Intervista a Gianrico Tedeschi
Teatro Donizetti di Bergamo

Il giovane che non ha la maturità del vecchio e il vecchio che non riesce ad avere la consapevole vitalità del giovane. Una vita che continuamente sfugge quella che lei rappresenta attraverso questa commedia di Italo Svevo.

Una vita che sfugge all’uomo. E’ una grande riflessione che l’autore opera ripercorrendo la propria esistenza per rivedere gli errori, con il desiderio e la speranza di rimediarvi, cosa che si accorge è impossibile. E’ un testo per me fondamentale perché parla della vita dell’uomo, del destino umano, la continua ricerca di un equilibrio sensato tra i propri doveri e i propri desideri. Una ricerca che rimane insoddisfatta e un equilibrio che risulta impossibile raggiungere.
Il matrimonio che viene vissuto come una condanna borghese, un dovere a cui bisogna assolutamente assolvere.
Certo, però non tutti i matrimoni sono così e d’altro canto non tutti sono come si vorrebbe che fossero.
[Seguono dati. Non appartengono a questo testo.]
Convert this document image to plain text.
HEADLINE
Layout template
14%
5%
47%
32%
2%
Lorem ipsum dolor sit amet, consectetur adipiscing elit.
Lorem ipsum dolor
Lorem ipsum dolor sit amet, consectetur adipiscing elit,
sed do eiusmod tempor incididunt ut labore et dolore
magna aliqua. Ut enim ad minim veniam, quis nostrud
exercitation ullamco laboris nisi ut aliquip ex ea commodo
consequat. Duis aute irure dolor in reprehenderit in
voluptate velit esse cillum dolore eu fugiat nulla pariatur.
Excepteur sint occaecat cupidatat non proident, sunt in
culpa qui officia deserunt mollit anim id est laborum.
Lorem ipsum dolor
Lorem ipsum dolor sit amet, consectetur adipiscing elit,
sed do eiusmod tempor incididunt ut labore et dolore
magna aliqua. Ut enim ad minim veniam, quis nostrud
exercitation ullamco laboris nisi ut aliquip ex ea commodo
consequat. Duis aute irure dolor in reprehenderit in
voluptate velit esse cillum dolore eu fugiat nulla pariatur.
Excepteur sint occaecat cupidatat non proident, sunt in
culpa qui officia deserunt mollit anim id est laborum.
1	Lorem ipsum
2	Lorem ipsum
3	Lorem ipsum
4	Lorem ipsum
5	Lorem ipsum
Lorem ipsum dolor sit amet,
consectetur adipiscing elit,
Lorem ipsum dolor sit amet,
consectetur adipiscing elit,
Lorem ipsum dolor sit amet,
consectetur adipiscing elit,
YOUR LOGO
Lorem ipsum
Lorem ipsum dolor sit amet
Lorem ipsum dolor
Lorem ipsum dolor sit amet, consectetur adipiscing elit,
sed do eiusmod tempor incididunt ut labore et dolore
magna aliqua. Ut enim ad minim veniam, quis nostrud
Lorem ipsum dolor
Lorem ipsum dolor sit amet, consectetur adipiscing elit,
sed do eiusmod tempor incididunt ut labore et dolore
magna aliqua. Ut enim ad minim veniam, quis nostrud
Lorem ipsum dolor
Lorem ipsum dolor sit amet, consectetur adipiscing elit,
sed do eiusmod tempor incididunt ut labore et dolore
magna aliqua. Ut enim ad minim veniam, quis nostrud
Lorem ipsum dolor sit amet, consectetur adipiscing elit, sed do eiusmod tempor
Certo, ci si accorge che con l’andar del tempo le verità oggettive non reggono, il protagonista della commedia ci dice che quando si vaa letto con una donna si desidera subito dopo di andare a letto con un’altra, ci si rende conto che una sola donna non basta o che, a volte, è addirittura di troppo. Insomma, si realizza che nella vita tutto è fuori di posto.
Il mondo è molto cambiato rispetto a quando lei si approcciava al teatro e allo spettacolo. Era il 1959 quando andava in scena Uno scandalo per Lilli. Ci si entusiasmava e divertiva con e per poco. Difficile oggi ritrovare quella partecipazione nei giovani. Come la vede questa gioventù?
Purtroppo, ognuno è preso da ciò che ogni giorno deve fare e mi pentodi non aver dedicato molto pensiero a questa problematica che lei mi pone, eppure ho una figlia che oltretutto lavora con me. E’ un altro tema trattato da Italo Svevo nella commedia: il rapporto tra i vecchie i giovani. Questi ultimi trovano grandissima difficoltà a realizzarsi e ciò gli rende più difficile la vita. Certo, mi fanno tantissima pena; poverini, hanno perso dei valori.
Non è che forse, ad un certo punto, sono mancati i grandi maestri? Che si sia creata una netta separazione tra vecchi e giovani? Uno iato in cui i primi non hanno più avuto voglia di insegnare e comunicare l’importanza di certi valori?
Sì, in un certo senso sì…..
…..nel testo di Svevo la mancanza di fiducia della figlia di affidare al protagonista anziano il proprio figlio è posta in risalto.
Certo, però, nello stesso tempo sono ottimista e quindi penso che questi problemi con il tempo si risolveranno. Per me i giovani sono sfortunati ma non valgono meno degli altri, anzi, le dico che valgono di più, proprio perché hanno dei problemi da risolvere.